In all cases, surgeons feel safer to have chloroform or ether at hand in chance of failure, and, when all is said, they do not see any very great advantage in performing the operation under cocaine over the old method. Moreover, many of them say that there is something rather uncanny in the feeling that the patient is conscious of and perhaps watching every stroke of the knife, for, strange to say sensations of heat and cold, touch and pressure, are still present, and only pain is absent. The older surgeons, before the days of any anaæthetic, mentioned this eerie feeling, and welcomed the patient's unconsciousness of what was being done to him as much as the patient did himself.

There is not enough yet known of the structure of that most wonderful detail of the human organism, the ganglionic nerve cell, to say what may be the effects of certain drugs upon it. Cocaine certainly has a sufficiently anæsthetic effect to make it valuable in those cases where an operation cannot be performed under ether or chloroform on account of a weak heart, or tendencies to asthma, kidney disease, or other complication. Where death would occur either with or without such an operation, it affords a comparatively safe loophole of escape; and at present it will perhaps be confined to such cases.

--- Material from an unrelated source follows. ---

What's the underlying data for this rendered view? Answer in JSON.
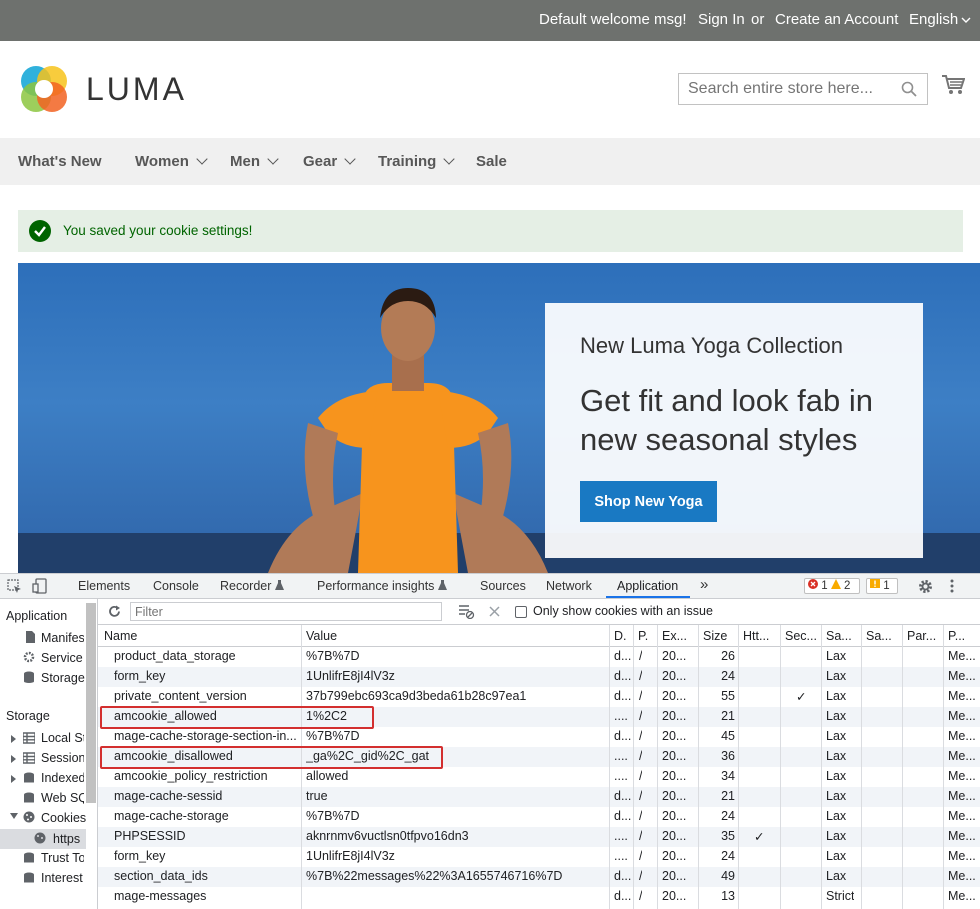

But, though cocaine anæsthesia cannot at present take the place of the other anæsthetics, it has given a hint of what may be developed; experiments will be continued, to render the lumbar puncture perfectly harmless, to determine the exact amount and strength of cocaine or any other drug that will produce a definite length of anæsthesia, to administer it in such a way as to lessen the unpleasant after-effects, and, if possible, to discover how the upper part of the body may also be rendered anæsthetic. The ideal, absolutely safe and universally applicable general anæsthetic is not yet discovered; but unquestionably a new way has been pointed out, and within a few years the results of scientific experiment will justify the hope that has sprung up at this method of cocainizing the spinal cord, the hope that anæsthesia is still in its infancy, and that when more is known about the effect of drugs on the nerve cells, it will be possible to banish pain, sensation and consciousness at will, and without danger to life.